Grilled Asparagus with Toum

Restaurateur Anthony Rose dresses grilled asparagus with toum, a creamy Middle Eastern sauce made of blended garlic, lemon, and oil. He tweaks the traditional combo with a bit of honey for sweetness.

Grilled Asparagus with Toum on white serving plate
Photo: Blaine Moats
Total Time:
20 mins


  • 1 head garlic, cloves separated and peeled

  • Juice of 1 lemon

  • 1 tablespoon kosher salt

  • 1 ½ teaspoon honey

  • 1 cup canola oil

  • 2 pound asparagus


  1. For toum: In a blender combine garlic and 3 Tbsp. water; puree until blended. Add lemon juice, 1 Tbsp. kosher salt, and the honey; process until well blended. With blender on low, slowly add oil. (Mixture should be thick and creamy.)

  2. Preheat grill to medium-high. Prepare an ice bath. Bring a large pot of salted water to boiling; add asparagus. Cook 30 seconds; transfer immediately to ice bath. Grill asparagus about 2 minutes each side. Serve with toum. Makes 6 servings.

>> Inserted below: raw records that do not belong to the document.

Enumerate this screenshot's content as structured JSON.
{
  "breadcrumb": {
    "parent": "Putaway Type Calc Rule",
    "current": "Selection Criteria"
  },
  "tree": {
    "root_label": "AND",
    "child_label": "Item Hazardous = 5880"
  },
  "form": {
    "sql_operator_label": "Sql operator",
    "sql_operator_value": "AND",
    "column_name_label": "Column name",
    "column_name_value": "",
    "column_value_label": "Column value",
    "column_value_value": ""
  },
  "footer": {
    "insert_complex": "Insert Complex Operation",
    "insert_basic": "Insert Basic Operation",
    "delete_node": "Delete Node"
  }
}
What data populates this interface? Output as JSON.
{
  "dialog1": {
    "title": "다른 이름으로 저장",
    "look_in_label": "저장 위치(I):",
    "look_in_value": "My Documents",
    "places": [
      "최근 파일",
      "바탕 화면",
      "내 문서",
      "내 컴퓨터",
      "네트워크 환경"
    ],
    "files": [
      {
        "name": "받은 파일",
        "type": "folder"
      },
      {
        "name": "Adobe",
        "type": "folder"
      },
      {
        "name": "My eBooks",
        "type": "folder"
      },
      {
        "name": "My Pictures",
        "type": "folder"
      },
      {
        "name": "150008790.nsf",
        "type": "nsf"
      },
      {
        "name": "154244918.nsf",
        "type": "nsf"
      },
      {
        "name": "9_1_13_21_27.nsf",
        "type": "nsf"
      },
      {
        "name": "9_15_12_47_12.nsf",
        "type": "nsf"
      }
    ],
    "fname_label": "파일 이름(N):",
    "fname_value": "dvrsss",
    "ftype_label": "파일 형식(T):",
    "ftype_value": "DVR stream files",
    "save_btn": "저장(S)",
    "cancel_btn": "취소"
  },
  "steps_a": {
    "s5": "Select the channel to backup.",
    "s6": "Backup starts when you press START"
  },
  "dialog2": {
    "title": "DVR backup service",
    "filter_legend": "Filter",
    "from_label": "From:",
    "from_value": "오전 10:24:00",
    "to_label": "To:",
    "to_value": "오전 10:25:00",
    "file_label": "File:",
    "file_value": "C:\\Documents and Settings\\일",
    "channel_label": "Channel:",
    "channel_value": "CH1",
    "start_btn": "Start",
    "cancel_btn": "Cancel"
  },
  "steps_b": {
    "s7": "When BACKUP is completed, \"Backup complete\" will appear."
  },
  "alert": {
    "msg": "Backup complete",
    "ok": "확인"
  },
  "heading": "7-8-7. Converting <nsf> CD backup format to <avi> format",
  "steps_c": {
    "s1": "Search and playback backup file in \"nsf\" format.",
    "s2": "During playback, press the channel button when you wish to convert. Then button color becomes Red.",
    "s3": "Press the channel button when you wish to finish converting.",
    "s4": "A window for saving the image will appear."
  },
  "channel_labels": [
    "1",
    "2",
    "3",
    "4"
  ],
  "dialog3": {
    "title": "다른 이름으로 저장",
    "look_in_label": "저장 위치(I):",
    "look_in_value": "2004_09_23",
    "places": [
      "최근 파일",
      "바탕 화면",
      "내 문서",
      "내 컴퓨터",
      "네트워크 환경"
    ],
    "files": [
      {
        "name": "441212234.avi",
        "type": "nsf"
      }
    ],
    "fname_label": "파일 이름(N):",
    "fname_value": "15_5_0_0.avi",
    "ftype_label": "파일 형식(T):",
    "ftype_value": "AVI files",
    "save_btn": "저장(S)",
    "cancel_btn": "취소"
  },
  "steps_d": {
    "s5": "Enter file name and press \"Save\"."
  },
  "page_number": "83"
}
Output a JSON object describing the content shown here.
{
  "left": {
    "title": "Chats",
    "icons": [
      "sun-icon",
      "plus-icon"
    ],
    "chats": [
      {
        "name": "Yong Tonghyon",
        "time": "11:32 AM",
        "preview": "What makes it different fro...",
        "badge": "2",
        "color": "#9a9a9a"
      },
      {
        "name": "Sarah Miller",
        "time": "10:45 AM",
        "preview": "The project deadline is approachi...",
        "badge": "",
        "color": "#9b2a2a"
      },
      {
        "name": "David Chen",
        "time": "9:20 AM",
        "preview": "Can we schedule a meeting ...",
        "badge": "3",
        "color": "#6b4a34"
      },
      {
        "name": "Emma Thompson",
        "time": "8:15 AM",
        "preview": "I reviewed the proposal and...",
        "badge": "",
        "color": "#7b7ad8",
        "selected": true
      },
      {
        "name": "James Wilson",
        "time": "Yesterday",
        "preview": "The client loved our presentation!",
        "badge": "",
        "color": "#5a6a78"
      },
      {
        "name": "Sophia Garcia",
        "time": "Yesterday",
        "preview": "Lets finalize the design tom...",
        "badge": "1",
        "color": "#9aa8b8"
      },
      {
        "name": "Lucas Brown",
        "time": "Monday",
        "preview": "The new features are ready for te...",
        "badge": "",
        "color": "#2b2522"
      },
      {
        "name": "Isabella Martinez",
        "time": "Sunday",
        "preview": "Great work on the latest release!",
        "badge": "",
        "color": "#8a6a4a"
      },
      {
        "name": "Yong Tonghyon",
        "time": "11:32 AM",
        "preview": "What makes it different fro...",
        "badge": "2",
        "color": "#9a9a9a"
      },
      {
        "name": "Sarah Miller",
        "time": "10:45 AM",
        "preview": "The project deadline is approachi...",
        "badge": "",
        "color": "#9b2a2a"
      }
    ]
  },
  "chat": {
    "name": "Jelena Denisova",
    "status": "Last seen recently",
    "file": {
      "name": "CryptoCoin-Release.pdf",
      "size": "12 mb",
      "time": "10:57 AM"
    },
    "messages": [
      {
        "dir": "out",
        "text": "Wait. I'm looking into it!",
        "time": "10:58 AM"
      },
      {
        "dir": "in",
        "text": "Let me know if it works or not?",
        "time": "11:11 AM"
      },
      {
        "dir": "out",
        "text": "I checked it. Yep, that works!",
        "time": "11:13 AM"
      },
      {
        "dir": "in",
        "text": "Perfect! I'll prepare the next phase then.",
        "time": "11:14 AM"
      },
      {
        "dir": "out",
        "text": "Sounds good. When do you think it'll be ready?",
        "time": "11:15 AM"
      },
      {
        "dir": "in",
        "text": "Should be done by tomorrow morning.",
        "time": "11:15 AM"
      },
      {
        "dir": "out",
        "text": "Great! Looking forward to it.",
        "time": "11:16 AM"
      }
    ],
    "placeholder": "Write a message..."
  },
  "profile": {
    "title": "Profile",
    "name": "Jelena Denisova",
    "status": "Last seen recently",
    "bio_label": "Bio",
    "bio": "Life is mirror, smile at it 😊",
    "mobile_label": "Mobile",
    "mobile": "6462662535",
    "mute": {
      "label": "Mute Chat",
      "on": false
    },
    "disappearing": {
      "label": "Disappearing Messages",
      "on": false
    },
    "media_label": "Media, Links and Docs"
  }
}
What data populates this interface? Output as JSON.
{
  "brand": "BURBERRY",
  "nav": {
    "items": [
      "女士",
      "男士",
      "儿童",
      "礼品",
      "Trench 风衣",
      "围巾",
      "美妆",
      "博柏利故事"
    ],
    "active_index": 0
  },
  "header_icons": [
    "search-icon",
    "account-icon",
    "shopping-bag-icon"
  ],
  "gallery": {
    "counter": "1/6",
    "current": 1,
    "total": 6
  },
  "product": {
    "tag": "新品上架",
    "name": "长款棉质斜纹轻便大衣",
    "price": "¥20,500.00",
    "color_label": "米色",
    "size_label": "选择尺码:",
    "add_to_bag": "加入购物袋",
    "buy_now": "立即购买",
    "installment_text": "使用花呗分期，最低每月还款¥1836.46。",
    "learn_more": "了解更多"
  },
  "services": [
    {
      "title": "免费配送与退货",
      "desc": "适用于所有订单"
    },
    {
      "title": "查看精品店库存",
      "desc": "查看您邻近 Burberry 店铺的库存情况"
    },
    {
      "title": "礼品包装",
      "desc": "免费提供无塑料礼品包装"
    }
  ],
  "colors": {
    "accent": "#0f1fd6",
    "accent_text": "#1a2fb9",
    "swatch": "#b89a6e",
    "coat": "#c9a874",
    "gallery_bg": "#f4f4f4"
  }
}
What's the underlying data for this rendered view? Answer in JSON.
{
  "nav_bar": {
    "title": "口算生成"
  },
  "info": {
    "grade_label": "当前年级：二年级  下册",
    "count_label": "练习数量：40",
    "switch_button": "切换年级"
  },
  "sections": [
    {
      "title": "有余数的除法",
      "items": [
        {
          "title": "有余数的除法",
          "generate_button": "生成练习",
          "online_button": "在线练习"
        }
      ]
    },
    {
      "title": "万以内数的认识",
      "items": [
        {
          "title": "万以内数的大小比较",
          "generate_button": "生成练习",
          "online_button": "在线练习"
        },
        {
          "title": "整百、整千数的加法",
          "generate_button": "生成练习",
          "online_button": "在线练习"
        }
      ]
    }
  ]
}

Nutrition Facts (per serving)

353 Calories
36g Fat
7g Carbs
2g Protein
Nutrition Facts
Servings Per Recipe 6
Calories 353
% Daily Value *
Total Fat 36g 46%
Saturated Fat 3g 15%
Sodium 563mg 24%
Total Carbohydrate 7g 3%
Total Sugars 3g
Protein 2g
Vitamin C 8.6mg 43%
Calcium 30.7mg 2%
Iron 1.8mg 10%
Potassium 195mg 4%
Folate, total 37.2mcg
Vitamin B-6 0.1mg

*The % Daily Value (DV) tells you how much a nutrient in a food serving contributes to a daily diet. 2,000 calories a day is used for general nutrition advice.